Bersukacitalah pada waktu itu dan bergembiralah, sebab sesungguhnya, upahmu besar di sorga; karena secara demikian juga nenek moyang mereka telah memperlakukan para nabi.
Tetapi celakalah kamu, hai kamu yang kaya, karena dalam kekayaanmu kamu telah memperoleh penghiburanmu. Celakalah kamu, yang sekarang ini kenyang, karena kamu akan lapar. Celakalah kamu, yang sekarang ini tertawa, karena kamu akan berdukacita dan menangis. Celakalah kamu, jika semua orang memuji kamu; karena secara demikian juga nenek moyang mereka telah memperlakukan nabi-nabi palsu.” (Lukas 6: 20-26).
Oleh: Romo John Tanggul, Paroki Wangkung, Keuskupan Ruteng.
SETIAP orang (kita) pasti ingin bahagia. Kapan dan di mana kita bahagia? Setiap saat dan di mana saja! Bagaimana caranya supaya setiap saat dan di mana saja itu membahagiakan kita?
Ya, dengan menerima diri, hidup apa adanya dengan senang hati dan gembira hati. Menerima segala kekurangan dan kesulitan serta “penderitaan” dengan senang hati dan penuh rasa syukur. Juga memberikan yang terbaik dan terindah untuk “yang lain” (Tuhan dan sesama).
Dalam Injil hari ini, Yesus menyampaikan pesan-pesan dan jaminan kebahagiaan bagi kita yang miskin, lapar, menangis, dibenci, dikucilkan dan ditolak. Mungkin kita telah mengalami semuanya ini. Yesus memberi jaminan kebahagiaan.
“Berbahagialah, hai kamu yang miskin, karena kamulah yang empunya Kerajaan Allah. Berbahagialah, hai kamu yang sekarang ini lapar, karena kamu akan dipuaskan. Berbahagialah, hai kamu yang sekarang ini menangis, karena kamu akan tertawa. Berbahagialah kamu, jika karena Anak Manusia orang membenci kamu, dan jika mereka mengucilkan kamu, dan mencela kamu dan menolak kamu. Bersukacitalah pada waktu itu dan bergembiralah, sebab sesungguhnya, upahmu besar di sorga.” (Luk. 6:20-23).

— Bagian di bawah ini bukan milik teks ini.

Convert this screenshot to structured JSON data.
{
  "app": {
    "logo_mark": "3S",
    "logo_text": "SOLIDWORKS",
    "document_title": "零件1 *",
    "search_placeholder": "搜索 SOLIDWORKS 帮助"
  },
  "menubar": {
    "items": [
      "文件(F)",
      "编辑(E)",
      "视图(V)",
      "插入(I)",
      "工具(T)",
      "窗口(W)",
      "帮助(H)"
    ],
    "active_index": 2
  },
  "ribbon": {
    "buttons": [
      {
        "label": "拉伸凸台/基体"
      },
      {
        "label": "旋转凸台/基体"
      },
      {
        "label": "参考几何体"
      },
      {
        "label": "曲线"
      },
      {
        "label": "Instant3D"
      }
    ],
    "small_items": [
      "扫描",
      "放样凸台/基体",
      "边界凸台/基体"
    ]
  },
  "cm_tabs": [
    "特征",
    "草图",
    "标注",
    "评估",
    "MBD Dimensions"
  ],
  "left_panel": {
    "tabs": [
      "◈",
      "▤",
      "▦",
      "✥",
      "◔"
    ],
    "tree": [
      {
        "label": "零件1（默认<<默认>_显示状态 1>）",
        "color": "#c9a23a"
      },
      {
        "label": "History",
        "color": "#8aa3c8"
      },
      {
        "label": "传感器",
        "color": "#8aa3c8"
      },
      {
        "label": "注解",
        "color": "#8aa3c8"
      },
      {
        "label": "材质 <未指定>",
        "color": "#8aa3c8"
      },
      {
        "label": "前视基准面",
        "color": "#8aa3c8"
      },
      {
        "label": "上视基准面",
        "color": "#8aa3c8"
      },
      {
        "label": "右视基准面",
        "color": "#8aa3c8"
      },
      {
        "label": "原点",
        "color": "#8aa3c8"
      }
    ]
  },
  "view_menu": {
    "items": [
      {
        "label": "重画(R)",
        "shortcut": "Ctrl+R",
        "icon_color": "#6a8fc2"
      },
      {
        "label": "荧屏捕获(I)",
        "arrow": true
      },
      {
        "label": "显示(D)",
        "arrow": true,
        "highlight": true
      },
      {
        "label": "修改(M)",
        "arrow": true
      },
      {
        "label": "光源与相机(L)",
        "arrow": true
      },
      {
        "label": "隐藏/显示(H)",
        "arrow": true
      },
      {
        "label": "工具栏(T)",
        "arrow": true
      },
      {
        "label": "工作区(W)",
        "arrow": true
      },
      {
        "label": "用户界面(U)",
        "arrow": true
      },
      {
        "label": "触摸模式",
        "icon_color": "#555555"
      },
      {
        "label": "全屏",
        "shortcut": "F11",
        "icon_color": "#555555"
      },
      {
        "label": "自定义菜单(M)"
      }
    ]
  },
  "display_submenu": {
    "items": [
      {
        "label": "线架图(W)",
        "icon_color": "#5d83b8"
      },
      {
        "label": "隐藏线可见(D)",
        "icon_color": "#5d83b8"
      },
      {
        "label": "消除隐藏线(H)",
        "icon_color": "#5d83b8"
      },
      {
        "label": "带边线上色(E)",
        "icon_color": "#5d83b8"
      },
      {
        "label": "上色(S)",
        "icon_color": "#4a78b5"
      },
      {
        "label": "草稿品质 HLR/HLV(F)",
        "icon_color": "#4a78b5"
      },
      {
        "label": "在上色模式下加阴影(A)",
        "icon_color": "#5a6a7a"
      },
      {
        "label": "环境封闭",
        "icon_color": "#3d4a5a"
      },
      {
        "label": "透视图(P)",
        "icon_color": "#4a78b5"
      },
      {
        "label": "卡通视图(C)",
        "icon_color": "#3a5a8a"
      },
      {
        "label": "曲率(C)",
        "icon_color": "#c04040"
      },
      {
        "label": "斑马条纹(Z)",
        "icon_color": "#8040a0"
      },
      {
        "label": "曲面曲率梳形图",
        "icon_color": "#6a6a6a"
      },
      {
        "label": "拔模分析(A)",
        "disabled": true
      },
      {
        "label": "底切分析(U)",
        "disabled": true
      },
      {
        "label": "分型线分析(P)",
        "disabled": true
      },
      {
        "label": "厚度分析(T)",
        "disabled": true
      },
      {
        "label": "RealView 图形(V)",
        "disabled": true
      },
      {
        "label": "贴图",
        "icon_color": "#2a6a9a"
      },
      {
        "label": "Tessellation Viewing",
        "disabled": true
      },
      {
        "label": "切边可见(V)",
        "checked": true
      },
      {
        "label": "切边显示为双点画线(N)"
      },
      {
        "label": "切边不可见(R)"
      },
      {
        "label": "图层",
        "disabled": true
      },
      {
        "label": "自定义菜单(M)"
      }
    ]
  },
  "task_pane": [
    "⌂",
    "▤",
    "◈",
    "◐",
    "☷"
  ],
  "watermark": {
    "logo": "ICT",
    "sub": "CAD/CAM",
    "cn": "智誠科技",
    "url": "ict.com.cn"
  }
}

Yesus mengajak dan mengajar kita bagaimana cara untuk memperoleh hidup baik, berguna dan bahagia. Tidak lain dengan memberikan diri bagi “yang lain” (Tuhan dan orang lain). Berkorban untuk kebaikan orang lain. Melayani Tuhan dan orang lain. Berbuat baik untuk Tuhan dan orang lain.
Apapun peran kita di mana saja (di rumah, tempat kerja) dan kapan saja, kalau dilakukan dengan baik dan sungguh-sungguh serta setia, maka itu sudah menjadi sumber sukacita, kegembiraan, kebahagiaan bagi diri sendiri dan orang lain. Maka kita menjadi orang baik, berguna dan bahagia kalau kita menjadi orang baik, berguna dan membahagiakan orang lain.
Kita menjadi bahagia kalau menjadi suami yang baik, istri yang baik, anak yang baik, guru yang baik, pastor yang baik, umat yang baik, dan lain-lain. Apakah kita sudah, sedang, akan termasuk orang yang berbahagia? Jawab sendiri!
Jangan lupa berbahagia hari ini! Selamat menjadi orang baik, berguna dan berbahagia. Semoga Allah Tritunggal Mahakudus (+) memberkati kita sekalian yang selalu berusaha menjadi orang yang berbahagia di sini saat ini apapun keadaan. Amin.